For the first time in its Mountain West Conference membership, the University of Hawaii will share in the conference pool of football television rights fees.
The conference announced a six-year, $270 million media rights deal for football and basketball with CBS Sports and Fox on Thursday that could be worth several hundred thousand dollars annually to UH as a football-only member, though figures were not yet available, officials said.
That would be in addition to what UH receives from Spectrum when their renewal agreement is concluded later this month.
Conference officials declined to provide an immediate breakdown of the member distribution and UH athletic director David Matlin said in a text, “Until the (Spectrum) deal is done it can’t be accurately answered.”
As a condition of its 2011 membership agreement, UH has received only its local rights fees from Spectrum, which began at $2.3 million annually and have reached approximately $2.6 million. Under its terms, UH would only receive a share of the revenue pool if all the other members’ shares exceeded UH’s Spectrum income.
In UH’s eight years of membership through the 2019 season, that did not come close to happening, as Boise State took home $2.9 million and the other 10 averaged approximately $1.1 million.
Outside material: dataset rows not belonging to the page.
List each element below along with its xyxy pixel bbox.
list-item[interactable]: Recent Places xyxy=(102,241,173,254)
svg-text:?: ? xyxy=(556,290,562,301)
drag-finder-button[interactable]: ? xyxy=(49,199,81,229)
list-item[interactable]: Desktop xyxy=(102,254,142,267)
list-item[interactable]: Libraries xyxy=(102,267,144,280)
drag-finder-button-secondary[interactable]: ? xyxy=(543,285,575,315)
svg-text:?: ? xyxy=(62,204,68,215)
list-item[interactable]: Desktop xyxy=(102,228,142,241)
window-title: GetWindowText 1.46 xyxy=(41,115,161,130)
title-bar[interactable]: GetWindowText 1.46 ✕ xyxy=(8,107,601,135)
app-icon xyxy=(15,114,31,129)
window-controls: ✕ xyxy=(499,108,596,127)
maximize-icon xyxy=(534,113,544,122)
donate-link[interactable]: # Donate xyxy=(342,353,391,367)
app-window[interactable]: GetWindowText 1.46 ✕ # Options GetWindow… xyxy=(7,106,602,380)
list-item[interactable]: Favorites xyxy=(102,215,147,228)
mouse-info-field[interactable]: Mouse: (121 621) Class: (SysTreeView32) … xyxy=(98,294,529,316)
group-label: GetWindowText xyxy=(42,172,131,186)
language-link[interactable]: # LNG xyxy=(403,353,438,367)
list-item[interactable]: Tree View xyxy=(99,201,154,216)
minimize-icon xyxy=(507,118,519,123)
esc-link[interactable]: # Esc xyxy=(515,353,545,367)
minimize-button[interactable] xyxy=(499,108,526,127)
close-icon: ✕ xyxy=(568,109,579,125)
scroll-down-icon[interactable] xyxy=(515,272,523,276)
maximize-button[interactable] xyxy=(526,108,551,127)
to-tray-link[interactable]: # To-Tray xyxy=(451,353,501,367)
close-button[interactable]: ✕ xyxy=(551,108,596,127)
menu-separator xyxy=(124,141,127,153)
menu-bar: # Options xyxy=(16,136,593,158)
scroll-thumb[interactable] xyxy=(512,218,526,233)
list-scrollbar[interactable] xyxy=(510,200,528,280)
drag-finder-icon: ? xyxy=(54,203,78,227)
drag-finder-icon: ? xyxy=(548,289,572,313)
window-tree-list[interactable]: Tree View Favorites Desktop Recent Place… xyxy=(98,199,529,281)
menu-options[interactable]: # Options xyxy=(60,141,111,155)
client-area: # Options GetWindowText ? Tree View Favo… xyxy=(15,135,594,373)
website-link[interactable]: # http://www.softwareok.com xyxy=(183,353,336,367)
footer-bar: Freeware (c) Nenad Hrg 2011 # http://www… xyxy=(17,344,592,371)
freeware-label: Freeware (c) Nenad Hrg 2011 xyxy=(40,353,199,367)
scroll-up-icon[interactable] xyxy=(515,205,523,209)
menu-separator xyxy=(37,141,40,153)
Under the new deal, Boise State, which has had a so-called “carve-out” deal that markets its games separately, is expected to receive significantly more than the rest of the conference. CBS will have the rights to the Broncos’ conference road games, while Fox gets the Boise home contests.
For the MWC, CBS will be the primary partner, with the first choice of 23 football games and up to 10 additional picks after Fox also picks 23 games. ESPN has been replaced by Fox and UH’s only appearances on ESPN will come in nonconference road or bowl games.
The MWC hopes to sell remaining games to a separate partner.
While the new deal will triple what most MWC teams receive, it still pales in comparison to the deals for Power 5 conference schools that receive $30 million to $50 million each.
MWC Commissioner Craig Thompson said the conference decided against a longer term deal.
“We implicitly and steadfastly said we would not entertain any discussion of a term longer than six years,” he said. “We weren’t willing to go eight, nine, 10 years or more just to inflate the numbers. We feel the next five years are going to bring change in the market … ”
“This is an exciting day for the Mountain West Conference,” Matlin said. “The six-year term and all linear broadcast highlight this deal. Hats off to the MW office and the MW TV subcommittee for finalizing this deal that will make our conference stronger.”